Demo Data for Baselinr Quality Studio
This directory contains pre-generated demo data for the Cloudflare Pages deployment of the Quality Studio.
Generated Files
Data Files
runs.json(43.3 KB) - 120 profiling runs across multiple warehouses and schemas spanning 60 daysmetrics.json(172.7 KB) - 582 column-level metrics for successful runsdrift_events.json(20.4 KB) - 54 drift detection events with varying severity levelstables.json(33.9 KB) - Metadata for 95 unique tablesvalidation_results.json(61.1 KB) - 156 validation results with ~80% pass ratelineage.json(8.3 KB) - Lineage graph with 16 nodes and 14 edges
Metadata
metadata.json(0.6 KB) - Generation metadata, statistics, and date ranges
Data Structure
runs.json
{
"run_id": "run_xxx",
"dataset_name": "customers",
"schema_name": "raw",
"warehouse_type": "snowflake",
"profiled_at": "2025-12-16T00:00:00+00:00",
"status": "completed",
"row_count": 1000000,
"column_count": 8,
"duration_seconds": 45.2,
"environment": "production",
"has_drift": false
}
metrics.json
{
"run_id": "run_xxx",
"column_name": "email",
"column_type": "VARCHAR",
"null_count": 150,
"null_percent": 0.15,
"distinct_count": 999000,
"distinct_percent": 99.9,
"min_value": "[email protected]",
"max_value": "[email protected]"
}
drift_events.json
{
"event_id": "evt_xxx",
"run_id": "run_xxx",
"table_name": "customers",
"column_name": "email",
"metric_name": "null_percent",
"baseline_value": 0.15,
"current_value": 0.45,
"change_percent": 200.0,
"severity": "high",
"timestamp": "2025-12-16T00:00:00+00:00",
"warehouse_type": "snowflake"
}
tables.json
{
"table_name": "customers",
"schema_name": "raw",
"warehouse_type": "snowflake",
"last_profiled": "2025-12-16T00:00:00+00:00",
"row_count": 1000000,
"column_count": 8,
"total_runs": 5,
"drift_count": 2,
"validation_pass_rate": 0.85,
"has_recent_drift": true,
"has_failed_validations": false
}
validation_results.json
{
"id": 1,
"run_id": "run_xxx",
"table_name": "customers",
"schema_name": "raw",
"column_name": "email",
"rule_type": "format",
"passed": false,
"failure_reason": "Found 50 values not matching expected format in email",
"total_rows": 1000000,
"failed_rows": 50,
"failure_rate": 0.00005,
"severity": "medium",
"validated_at": "2025-12-16T00:00:00+00:00"
}
lineage.json
{
"nodes": [
{
"id": "raw.customers",
"type": "table",
"label": "raw.customers",
"schema": "raw",
"table": "customers",
"database": null,
"metadata": {
"warehouse_type": "snowflake",
"row_count": 1000000,
"column_count": 8
}
}
],
"edges": [
{
"source": "raw.customers",
"target": "staging.customers",
"relationship_type": "derives_from",
"confidence": 0.95,
"transformation": null,
"provider": "manual",
"metadata": {}
}
],
"root_id": null,
"direction": "both"
}
Statistics
- Date Range: 60 days (Oct 17, 2025 - Dec 16, 2025)

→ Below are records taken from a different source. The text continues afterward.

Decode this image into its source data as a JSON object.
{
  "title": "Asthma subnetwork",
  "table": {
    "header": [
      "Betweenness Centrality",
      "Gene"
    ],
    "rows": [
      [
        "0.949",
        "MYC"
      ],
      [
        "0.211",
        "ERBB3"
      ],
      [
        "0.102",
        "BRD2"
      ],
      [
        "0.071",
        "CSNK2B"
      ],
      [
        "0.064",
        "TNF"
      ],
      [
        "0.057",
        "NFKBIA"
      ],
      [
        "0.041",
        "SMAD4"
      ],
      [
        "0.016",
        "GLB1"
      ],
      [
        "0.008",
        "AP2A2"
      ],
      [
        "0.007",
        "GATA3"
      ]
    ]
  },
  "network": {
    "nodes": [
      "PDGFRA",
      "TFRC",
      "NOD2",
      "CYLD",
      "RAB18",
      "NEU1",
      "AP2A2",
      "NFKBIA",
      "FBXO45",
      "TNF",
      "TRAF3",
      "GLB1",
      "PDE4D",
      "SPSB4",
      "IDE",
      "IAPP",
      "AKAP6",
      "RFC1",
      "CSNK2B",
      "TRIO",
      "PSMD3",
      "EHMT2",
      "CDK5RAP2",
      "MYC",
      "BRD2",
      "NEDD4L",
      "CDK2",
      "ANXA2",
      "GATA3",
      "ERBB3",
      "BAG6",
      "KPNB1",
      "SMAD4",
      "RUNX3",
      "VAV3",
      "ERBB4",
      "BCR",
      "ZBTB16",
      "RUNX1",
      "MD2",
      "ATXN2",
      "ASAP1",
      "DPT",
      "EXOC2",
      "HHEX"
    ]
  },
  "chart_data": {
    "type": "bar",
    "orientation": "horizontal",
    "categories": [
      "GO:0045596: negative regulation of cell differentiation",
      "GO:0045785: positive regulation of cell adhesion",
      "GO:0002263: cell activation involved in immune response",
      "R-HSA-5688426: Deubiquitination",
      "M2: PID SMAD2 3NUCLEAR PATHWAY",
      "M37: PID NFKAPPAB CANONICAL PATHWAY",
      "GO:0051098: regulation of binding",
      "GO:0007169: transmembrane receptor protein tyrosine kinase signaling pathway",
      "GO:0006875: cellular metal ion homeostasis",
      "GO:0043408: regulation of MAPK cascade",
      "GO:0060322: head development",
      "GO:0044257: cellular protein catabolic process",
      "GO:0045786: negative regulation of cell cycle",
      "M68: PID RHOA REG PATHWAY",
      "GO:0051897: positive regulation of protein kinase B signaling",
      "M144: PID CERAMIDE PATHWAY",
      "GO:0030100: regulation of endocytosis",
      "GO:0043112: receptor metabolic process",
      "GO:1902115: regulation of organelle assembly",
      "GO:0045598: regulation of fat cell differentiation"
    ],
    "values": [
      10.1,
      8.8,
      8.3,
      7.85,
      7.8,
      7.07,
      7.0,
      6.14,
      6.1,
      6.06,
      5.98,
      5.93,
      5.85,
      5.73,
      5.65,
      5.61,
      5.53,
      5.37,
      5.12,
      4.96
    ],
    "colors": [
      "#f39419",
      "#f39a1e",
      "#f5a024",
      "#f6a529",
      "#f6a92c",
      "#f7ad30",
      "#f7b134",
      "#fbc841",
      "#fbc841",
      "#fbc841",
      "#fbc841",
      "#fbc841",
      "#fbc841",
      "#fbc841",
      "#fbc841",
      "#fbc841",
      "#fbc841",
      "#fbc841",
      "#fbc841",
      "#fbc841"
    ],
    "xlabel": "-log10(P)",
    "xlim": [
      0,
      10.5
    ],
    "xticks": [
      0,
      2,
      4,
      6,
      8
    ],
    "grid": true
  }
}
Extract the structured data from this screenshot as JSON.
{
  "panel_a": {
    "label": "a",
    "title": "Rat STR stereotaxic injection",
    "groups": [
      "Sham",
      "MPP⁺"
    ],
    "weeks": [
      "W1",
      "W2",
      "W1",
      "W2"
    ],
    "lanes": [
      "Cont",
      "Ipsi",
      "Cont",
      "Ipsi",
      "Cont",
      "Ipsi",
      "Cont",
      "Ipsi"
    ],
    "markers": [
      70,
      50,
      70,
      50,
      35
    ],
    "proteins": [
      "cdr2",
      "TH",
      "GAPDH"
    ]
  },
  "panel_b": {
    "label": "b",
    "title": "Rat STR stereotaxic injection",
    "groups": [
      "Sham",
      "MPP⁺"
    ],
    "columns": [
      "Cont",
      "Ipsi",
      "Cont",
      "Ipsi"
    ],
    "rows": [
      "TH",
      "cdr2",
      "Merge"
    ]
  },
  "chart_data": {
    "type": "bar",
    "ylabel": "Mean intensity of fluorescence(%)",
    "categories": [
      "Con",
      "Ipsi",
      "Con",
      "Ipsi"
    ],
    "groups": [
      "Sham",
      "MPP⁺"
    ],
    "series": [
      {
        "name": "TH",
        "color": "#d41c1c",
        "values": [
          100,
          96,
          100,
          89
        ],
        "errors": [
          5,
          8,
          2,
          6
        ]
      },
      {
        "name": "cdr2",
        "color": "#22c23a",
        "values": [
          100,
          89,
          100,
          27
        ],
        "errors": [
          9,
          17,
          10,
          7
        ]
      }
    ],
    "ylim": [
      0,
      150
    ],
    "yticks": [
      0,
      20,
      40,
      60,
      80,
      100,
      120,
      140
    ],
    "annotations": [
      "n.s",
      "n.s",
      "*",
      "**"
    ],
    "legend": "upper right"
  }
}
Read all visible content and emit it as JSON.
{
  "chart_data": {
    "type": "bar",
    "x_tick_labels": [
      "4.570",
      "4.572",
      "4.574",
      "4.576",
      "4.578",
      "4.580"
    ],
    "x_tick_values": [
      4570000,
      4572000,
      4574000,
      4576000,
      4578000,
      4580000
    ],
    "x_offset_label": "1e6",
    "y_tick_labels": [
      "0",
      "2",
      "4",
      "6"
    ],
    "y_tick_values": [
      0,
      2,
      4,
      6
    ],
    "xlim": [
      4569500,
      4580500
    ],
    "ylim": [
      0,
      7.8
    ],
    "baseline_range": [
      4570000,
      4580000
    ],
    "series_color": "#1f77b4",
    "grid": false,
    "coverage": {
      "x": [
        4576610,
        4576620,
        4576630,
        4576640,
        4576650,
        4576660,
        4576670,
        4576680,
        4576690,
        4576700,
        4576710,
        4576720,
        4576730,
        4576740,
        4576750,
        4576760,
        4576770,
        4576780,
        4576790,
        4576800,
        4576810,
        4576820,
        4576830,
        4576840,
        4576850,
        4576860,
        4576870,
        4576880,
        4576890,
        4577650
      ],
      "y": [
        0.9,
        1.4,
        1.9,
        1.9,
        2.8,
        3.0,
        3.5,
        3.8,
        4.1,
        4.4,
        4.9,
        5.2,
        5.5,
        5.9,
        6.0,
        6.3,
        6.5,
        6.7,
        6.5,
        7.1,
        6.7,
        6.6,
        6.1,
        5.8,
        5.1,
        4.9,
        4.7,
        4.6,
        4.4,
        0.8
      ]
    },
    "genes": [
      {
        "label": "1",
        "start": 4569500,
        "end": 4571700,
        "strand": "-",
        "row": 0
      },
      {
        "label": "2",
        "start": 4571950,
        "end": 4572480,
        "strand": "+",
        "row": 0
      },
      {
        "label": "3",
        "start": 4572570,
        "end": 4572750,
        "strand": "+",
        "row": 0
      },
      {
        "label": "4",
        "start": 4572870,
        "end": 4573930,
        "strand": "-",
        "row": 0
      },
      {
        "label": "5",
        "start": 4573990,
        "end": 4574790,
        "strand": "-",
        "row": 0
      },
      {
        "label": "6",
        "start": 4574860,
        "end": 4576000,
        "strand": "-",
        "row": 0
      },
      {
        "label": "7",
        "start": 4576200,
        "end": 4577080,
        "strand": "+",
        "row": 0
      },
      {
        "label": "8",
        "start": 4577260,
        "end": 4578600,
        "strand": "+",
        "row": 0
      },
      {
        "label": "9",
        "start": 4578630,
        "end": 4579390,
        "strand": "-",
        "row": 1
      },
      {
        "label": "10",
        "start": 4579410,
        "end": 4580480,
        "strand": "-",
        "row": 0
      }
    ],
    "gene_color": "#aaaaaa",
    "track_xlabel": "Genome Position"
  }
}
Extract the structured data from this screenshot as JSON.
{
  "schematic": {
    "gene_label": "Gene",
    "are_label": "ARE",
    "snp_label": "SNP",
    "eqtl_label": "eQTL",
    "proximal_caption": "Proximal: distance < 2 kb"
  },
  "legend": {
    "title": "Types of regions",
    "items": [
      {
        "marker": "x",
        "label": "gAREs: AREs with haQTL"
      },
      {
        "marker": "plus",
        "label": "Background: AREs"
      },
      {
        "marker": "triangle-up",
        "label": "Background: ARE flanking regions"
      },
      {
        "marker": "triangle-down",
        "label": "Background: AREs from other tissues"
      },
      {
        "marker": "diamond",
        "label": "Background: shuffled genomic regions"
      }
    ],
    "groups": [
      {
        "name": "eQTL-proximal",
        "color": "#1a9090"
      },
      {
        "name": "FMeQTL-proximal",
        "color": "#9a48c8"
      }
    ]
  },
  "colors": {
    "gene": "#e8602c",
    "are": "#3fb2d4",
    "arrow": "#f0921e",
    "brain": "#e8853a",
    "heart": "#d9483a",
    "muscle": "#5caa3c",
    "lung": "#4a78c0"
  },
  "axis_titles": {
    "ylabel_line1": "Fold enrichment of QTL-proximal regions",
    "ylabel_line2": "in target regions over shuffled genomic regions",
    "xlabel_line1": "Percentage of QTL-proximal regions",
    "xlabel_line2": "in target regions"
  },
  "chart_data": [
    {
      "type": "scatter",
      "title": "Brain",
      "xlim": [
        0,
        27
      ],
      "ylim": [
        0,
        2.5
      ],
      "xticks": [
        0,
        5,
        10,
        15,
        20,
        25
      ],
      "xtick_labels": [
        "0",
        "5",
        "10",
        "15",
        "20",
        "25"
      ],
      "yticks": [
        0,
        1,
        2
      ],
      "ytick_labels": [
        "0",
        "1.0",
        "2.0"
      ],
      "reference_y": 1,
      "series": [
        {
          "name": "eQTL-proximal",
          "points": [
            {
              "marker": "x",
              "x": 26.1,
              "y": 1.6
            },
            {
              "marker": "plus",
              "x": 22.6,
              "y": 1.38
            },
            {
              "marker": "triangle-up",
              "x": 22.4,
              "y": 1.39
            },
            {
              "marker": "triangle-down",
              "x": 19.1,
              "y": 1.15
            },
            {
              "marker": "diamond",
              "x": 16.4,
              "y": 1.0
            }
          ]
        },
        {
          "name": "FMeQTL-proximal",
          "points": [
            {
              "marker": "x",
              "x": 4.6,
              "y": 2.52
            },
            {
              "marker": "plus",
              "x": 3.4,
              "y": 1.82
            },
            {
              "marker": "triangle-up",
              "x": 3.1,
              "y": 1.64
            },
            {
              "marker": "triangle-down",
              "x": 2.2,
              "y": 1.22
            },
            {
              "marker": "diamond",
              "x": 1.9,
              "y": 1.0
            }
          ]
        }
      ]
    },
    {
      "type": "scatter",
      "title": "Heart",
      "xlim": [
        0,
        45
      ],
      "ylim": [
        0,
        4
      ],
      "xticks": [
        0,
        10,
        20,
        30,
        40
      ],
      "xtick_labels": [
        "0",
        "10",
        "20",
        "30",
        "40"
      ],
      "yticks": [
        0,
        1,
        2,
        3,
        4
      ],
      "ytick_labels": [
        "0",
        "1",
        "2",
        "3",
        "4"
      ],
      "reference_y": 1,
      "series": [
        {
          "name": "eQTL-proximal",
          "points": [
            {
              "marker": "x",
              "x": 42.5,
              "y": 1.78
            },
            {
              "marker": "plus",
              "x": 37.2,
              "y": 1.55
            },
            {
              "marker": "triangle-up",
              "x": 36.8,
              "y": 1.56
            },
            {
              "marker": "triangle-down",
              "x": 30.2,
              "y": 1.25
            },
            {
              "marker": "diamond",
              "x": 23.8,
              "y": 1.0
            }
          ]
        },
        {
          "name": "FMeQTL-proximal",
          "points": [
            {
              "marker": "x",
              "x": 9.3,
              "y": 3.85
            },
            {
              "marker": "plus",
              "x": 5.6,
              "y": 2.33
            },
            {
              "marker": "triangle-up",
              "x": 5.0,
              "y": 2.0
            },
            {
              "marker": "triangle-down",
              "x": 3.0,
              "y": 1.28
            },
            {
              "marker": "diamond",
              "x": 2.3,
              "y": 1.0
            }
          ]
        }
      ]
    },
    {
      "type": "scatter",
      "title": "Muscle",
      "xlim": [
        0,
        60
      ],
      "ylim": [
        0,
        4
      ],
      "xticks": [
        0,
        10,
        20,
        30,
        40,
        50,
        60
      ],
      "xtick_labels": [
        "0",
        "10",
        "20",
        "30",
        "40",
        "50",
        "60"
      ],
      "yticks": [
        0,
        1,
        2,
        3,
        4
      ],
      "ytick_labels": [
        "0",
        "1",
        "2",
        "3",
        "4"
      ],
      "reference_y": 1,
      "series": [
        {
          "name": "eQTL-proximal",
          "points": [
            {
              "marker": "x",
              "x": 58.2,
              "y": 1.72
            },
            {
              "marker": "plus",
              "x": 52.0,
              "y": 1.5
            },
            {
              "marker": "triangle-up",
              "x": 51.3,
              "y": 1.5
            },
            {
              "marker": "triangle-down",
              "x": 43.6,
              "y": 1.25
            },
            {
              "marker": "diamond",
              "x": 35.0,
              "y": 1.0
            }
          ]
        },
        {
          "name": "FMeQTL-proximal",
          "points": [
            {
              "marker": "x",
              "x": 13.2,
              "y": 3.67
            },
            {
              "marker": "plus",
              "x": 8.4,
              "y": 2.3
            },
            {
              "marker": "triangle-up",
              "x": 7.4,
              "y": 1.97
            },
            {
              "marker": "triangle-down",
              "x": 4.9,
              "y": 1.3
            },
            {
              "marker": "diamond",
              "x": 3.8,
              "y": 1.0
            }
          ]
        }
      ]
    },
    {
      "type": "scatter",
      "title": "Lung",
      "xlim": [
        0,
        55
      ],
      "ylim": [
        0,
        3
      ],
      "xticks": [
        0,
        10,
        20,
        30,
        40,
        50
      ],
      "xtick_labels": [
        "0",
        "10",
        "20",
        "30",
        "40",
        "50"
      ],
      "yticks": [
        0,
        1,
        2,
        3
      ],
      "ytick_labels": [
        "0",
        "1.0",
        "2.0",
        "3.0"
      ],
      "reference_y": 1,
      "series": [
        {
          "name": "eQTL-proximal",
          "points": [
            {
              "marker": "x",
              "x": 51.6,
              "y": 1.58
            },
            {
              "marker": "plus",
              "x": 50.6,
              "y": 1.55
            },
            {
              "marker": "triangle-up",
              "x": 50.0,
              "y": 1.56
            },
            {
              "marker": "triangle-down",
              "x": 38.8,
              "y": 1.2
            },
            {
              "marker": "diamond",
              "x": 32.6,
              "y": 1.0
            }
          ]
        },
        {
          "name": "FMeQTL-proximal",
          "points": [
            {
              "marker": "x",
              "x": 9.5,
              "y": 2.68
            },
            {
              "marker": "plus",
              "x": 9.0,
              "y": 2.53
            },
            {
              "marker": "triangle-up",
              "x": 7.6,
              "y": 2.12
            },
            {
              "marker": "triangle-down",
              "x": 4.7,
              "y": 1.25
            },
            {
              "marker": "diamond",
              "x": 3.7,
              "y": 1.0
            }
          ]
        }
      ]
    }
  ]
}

- Warehouses: Snowflake, BigQuery, PostgreSQL, Redshift
- Schemas: raw, staging, analytics, production
- Total Data Size: ~340 KB (all JSON files combined)
Regenerating Data
To regenerate the demo data:
cd dashboard/backend
python generate_demo_data.py
This will:
- Generate new profiling runs, metrics, and events
- Validate data consistency
- Export to JSON files in this directory
- Update metadata.json with generation timestamp
Data Characteristics
- Runs: Mix of completed (65%), success (20%), failed (10%), and running (5%) statuses
- Drift Events: ~30% of successful runs have drift, with 50% low, 35% medium, 15% high severity
- Validations: ~80% pass rate across 6 rule types (not_null, unique, range, format, enum, referential)
- Lineage: Realistic data pipeline (raw → staging → analytics/production)
- Metrics: Realistic distributions based on column types (IDs have 0% nulls, emails have <3% nulls, etc.)
Usage in Demo
These files are loaded by the demo data service (demo_data.py) and served through Cloudflare Pages Functions to provide a fully functional demo of the Quality Studio without requiring a database backend.